Previous Article Previous Article Edição de 11 de Janeiro de 2022
Next Article Centros de vacinação em Ponta Delgada  e Ribeira Grande em regime de casa aberta Centros de vacinação em Ponta Delgada e Ribeira Grande em regime de casa aberta

Auditoria do Tribunal de Contas à ARRISCA

O Tribunal de Contas acaba de divulgar o relatório final da auditoria que promoveu à associação ARRISCA, no período 2013/2017, a pedido do parlamento regional. As conclusões referem várias irregularidades, omissão de informação importante e uma enorme dependência dos subsídios do governo, que não auditava as contas da associação. Publicamos a seguir alguns extractos da auditoria.

 

A pedido da Assembleia Legislativa da Região Autónoma dos Açores, o Tribunal de Contas examinou os apoios financeiros atribuídos pelo Governo Regional à ARRISCA – Associação de Reabilitação e Integração Sociocultural dos Açores, no período 2013/2017, com especial destaque para os mecanismos de controlo das verbas transferidas, procedendo ainda à avaliação do impacto daqueles instrumentos na estrutura de rendimentos da Associação.
Entre 2013 e 2017, os departamentos e serviços dependentes do Governo Regional dos Açores atribuíram apoios financeiros à ARRISCA no montante global de aproximadamente 6,3 milhões de euros, distribuídos pelas áreas da ação social (59,8%), saúde (39,4%) e emprego (0,8%), tendo sido transferidos cerca de 6,2 milhões de euros.
As transferências operadas tiveram um peso muito significativo na estrutura de rendimentos da ARRISCA, representando 87,5% do total de rendimentos em 2013, 93,5% em 2015 e, aproximadamente, 95% em 2014, 2016 e 2017.
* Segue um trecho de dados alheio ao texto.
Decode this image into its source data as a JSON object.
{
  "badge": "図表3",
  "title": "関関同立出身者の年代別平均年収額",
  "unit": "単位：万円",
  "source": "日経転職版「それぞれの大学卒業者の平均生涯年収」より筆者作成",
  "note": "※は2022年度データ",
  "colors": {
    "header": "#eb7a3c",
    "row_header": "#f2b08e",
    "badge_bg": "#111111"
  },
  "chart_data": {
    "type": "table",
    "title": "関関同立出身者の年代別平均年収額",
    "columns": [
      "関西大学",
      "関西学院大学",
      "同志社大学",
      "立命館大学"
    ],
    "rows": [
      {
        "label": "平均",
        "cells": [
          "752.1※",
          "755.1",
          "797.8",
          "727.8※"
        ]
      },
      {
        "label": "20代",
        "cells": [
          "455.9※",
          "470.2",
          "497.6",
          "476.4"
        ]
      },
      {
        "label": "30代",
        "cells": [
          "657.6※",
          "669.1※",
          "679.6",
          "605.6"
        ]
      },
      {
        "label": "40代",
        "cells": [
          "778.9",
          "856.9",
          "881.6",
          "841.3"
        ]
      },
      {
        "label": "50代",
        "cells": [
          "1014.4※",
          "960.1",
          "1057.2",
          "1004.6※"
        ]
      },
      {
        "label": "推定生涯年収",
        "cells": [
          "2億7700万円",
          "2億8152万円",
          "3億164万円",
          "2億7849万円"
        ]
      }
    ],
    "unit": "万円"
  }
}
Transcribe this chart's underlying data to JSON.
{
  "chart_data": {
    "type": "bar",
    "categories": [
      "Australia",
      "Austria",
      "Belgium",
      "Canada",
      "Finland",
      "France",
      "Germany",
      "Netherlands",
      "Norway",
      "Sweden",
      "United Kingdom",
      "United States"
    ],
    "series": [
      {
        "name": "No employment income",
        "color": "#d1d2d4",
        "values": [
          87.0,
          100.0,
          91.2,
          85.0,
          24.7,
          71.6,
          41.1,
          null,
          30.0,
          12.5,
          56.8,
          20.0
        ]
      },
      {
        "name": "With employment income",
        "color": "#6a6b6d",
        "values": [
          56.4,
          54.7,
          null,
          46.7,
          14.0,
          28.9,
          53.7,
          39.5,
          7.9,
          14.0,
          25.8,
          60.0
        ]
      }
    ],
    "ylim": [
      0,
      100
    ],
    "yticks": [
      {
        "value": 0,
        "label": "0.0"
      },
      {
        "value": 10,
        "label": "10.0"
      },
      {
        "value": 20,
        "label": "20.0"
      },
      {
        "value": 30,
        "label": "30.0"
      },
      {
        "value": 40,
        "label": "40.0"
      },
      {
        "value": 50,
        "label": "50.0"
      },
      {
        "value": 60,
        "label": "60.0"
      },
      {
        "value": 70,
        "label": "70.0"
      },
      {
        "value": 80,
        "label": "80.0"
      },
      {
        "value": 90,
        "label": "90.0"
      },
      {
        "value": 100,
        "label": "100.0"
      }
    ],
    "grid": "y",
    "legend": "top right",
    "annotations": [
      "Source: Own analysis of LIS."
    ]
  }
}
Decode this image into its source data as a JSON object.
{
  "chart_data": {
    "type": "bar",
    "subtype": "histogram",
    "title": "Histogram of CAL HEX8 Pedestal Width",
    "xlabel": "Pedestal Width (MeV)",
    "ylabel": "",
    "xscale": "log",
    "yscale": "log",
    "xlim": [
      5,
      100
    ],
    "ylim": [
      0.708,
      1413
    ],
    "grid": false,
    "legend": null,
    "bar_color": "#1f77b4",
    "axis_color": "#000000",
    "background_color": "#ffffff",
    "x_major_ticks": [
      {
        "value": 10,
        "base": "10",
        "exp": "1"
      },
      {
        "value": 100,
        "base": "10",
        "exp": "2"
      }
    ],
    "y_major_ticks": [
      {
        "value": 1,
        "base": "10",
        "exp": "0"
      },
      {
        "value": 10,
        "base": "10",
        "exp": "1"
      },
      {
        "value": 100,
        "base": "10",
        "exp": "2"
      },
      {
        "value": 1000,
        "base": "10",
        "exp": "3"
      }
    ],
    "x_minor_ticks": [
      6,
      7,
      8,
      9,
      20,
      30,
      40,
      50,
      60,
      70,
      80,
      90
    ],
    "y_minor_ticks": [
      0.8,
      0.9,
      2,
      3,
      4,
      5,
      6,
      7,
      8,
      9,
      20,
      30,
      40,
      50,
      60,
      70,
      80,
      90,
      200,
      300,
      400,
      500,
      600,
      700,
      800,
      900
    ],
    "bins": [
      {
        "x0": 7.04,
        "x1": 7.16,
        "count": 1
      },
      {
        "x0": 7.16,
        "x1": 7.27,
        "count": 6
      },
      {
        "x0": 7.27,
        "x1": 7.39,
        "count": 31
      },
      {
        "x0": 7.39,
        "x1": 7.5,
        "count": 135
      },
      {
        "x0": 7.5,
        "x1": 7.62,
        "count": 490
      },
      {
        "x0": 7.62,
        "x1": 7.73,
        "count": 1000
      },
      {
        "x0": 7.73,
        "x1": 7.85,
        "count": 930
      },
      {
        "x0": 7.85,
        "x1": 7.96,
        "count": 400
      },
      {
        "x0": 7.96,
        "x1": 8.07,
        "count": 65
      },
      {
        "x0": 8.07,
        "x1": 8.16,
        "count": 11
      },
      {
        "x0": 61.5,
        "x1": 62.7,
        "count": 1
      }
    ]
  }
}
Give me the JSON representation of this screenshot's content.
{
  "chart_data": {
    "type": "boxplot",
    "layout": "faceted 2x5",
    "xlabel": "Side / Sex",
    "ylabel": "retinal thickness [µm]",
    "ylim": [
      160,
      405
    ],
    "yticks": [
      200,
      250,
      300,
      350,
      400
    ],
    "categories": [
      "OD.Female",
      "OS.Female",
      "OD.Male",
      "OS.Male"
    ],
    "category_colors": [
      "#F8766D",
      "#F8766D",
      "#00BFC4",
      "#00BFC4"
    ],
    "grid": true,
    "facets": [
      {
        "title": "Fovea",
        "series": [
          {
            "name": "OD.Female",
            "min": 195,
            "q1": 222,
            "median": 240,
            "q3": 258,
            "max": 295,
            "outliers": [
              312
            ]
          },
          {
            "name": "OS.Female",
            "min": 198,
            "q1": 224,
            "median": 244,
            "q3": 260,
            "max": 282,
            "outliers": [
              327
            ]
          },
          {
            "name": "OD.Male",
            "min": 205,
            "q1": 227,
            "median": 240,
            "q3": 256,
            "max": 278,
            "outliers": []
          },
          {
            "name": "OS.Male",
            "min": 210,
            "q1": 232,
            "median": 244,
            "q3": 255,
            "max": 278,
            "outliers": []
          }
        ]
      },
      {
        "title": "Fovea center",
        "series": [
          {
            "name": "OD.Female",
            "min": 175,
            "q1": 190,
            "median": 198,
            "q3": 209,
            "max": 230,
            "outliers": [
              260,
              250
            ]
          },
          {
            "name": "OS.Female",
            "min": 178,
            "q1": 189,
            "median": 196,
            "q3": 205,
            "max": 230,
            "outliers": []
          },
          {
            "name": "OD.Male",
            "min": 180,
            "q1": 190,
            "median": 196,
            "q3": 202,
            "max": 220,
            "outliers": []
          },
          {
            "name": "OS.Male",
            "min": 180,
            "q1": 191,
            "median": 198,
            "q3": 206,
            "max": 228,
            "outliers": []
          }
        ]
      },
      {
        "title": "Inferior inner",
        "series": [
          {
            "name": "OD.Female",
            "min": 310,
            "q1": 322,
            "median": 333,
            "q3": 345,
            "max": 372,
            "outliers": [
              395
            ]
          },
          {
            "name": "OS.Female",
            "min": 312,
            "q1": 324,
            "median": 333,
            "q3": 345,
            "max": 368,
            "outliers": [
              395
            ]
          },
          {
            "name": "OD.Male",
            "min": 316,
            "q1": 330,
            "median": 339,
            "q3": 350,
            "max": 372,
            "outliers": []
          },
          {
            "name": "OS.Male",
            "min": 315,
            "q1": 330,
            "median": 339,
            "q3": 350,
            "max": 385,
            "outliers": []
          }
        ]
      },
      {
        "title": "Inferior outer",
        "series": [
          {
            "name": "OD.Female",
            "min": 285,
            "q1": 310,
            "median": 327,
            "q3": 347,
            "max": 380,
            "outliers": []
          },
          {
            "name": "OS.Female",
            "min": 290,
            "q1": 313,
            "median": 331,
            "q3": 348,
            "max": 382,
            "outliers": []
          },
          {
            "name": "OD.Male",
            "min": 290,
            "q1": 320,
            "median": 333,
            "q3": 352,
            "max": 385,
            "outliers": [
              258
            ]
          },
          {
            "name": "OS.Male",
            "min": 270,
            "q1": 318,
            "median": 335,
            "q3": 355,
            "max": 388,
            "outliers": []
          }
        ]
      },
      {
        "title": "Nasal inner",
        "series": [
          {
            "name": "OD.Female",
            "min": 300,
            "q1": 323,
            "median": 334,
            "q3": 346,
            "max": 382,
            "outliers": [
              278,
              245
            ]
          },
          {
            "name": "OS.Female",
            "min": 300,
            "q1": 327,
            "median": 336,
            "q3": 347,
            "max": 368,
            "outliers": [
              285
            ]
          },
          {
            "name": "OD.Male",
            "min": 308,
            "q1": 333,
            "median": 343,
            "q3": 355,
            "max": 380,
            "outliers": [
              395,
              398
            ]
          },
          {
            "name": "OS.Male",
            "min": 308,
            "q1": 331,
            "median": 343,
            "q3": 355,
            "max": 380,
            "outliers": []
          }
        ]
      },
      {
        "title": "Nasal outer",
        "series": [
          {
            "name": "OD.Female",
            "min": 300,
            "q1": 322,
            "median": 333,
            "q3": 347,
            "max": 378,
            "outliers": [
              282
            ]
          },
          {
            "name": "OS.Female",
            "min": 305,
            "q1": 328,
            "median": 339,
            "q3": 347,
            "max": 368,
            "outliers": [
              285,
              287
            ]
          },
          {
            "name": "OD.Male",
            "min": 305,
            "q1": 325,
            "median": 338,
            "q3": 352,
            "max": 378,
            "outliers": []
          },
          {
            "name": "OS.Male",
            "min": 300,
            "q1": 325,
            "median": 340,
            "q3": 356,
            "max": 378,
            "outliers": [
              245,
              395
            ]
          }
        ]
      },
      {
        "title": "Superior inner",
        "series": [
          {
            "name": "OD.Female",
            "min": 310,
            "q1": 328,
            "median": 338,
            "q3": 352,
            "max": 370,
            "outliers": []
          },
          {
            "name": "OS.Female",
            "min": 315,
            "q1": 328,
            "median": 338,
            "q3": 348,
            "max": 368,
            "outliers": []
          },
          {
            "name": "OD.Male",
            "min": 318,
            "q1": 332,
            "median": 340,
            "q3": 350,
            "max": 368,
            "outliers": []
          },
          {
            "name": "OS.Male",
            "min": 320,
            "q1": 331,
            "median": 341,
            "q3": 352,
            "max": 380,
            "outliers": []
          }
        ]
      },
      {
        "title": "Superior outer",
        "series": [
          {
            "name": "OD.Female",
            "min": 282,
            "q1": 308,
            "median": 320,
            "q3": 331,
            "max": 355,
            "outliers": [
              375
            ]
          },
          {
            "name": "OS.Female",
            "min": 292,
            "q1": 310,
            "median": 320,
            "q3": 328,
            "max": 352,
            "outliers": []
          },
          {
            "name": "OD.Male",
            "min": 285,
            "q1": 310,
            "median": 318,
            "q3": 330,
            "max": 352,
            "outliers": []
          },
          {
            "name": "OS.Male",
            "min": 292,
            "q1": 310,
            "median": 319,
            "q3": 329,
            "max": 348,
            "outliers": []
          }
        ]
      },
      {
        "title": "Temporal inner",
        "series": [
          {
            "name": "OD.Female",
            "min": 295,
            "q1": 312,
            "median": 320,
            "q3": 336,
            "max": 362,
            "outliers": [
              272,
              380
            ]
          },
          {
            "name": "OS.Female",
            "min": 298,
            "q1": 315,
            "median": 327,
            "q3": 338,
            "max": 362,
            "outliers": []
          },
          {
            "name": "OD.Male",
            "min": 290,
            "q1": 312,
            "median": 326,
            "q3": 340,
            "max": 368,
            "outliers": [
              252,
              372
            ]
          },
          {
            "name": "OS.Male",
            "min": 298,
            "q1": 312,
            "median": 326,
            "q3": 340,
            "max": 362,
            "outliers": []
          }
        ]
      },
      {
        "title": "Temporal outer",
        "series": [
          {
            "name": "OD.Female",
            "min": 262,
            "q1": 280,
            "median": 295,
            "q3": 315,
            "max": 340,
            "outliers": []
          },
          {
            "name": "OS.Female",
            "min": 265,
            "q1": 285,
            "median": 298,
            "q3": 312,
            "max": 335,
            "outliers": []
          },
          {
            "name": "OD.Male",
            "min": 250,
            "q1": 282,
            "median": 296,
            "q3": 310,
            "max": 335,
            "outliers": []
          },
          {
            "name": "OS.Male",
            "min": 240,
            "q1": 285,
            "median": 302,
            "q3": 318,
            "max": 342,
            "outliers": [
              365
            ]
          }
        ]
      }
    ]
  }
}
Irregularidades na Acção Social

Na área da ação social, o Tribunal concluiu que o modelo de financiamento subjacente à celebração dos contratos de cooperação no domínio do funcionamento e da prestação de serviços aos beneficiários não respeita o disposto no Código da Ação Social dos Açores, por se basear nos acordos de cooperação para funcionamento anteriormente celebrados, em vez de ter como critério os serviços efetivamente prestados, a frequência média, bem como as necessidades públicas da resposta social em causa, conforme legalmente exigido.
Por seu turno, os contratos de cooperação para necessidades de caráter excecional, imprevisível e urgente acabaram por abranger despesas que estariam a cargo da ARRISCA, na qualidade de entidade promotora, decorrentes de projetos apresentados no âmbito do Programa de Ocupação Social de Adultos e do Programa de Colocação Temporária de Trabalhadores Subsidiados, para além de não corresponderem a necessidades de caráter excecional, imprevisível e urgente, contrariando o regime legal aplicável.
Em 2016 e 2017, foram celebrados protocolos de colaboração tendo por objeto apoios económicos aos utentes da Rede de Suporte Sócio-Cultural à Mobilidade Humana, sem que tivessem sido previamente fixados critérios objetivos para a sua atribuição.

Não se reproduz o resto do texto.